As the association analysis is computationally intensive, especially for imputed data, users can specify a large Job number , as long as it is supported by the server.

Logistic regression and survival analysis can be carried out similarly. By default, all the variables are numerical. A categorical variable can be specified by checking the box in the Class column by the Term of interest. Below is an example (not in tutorial data). The response variable (Term = binary trait) in the figure below is coded as 1 and 2. By checking the box in the Class column beside it, the trait will be treated as a binary trait with two levels, 1 and 2.



Similar to continuous trait analysis, users can add covariates, interactions and nested models.

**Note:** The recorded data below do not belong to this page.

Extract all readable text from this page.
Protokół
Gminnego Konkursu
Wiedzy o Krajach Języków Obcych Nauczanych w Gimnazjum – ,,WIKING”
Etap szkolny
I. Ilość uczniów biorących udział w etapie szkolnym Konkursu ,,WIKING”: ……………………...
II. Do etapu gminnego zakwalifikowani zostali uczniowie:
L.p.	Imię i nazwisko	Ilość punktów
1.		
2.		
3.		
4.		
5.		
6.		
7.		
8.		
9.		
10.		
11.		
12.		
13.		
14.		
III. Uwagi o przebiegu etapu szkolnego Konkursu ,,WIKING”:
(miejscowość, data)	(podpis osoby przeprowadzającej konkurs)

In this tutorial, we keep other options as default, specify an output name and output folder (as in the screenshot shown below), then click Send To Queue to submit the job.


Association output

Once an association analysis is complete, the results table will be available in the main window. The name of this table will be shown in the Solution Explorer window ending with .AssociationReport(GTT) . In the report, you will find information on chromosome, position, variant ID, reference allele, alternative allele, analyzed subject number (N), alternative allele count (AC), alternative allele frequency (AF), Call Rate (CR), HWE p-value, SNP SE, SNP effect (or SNP Beta), raw p-value, Bonferroni adjusted p-value, etc.


In the case of analysis of a binary trait or survival endpoint, reported effect estimates will be OR (Odds Ratio) or HR (Hazards Ratio), SE, 95% CI for OR or HR.

These results can be filtered based on SNP ID or chromosome position using the filter feature in the View Controller window.

The NCBI eQTL browser link is a browser containing the information of expression quantitative trait loci (eQTL). Users can use NCBI eQTL browser to find out the expression associated SNPs.

If we search for CPNE1 eQTL in chr20 in NCBI eQTL browser,


We will find the significant SNPs associated with CPNE1 gene expression level.


Please note that the positions shown in this browser are 0-based, while in our association result (and the input VCF file), the SNP positions are 1-based. Therefore, the SNP position shown in association result table should be adding 1 base to the position shown in eQTL browser. eQTL browser shows rs6060535 (chr20:34235521) as the top SNP associated with CPNE1 which has the p-value of 2.3233e-28. We can search position of rs6060535 (chr20:34235522) in the association report table. It shows a very significant association with raw p-value in the order of e-27 which is quite comparable to NCBI eQTL browser.


Users can also try looking for the p-value of other significant SNPs shown in eQTL browser. Please note that due to different study subjects, sample size, and study tissues, the p-values may show discrepancy when comparing our association result to NCBI eQTL browser.

One additional handy feature of the served-based analysis is the availability of the full log information. As with all the served-based jobs, log information is available under the Server Jobs tab. An example is shown below. By right clicking the name of the job, a new window will pop up with the option to View Full Log. Detailed information on the analysis job is outlined in the log file step-by-step. The full path name to the output folder is also listed just in case you forget which Output folder was specified during the analysis step.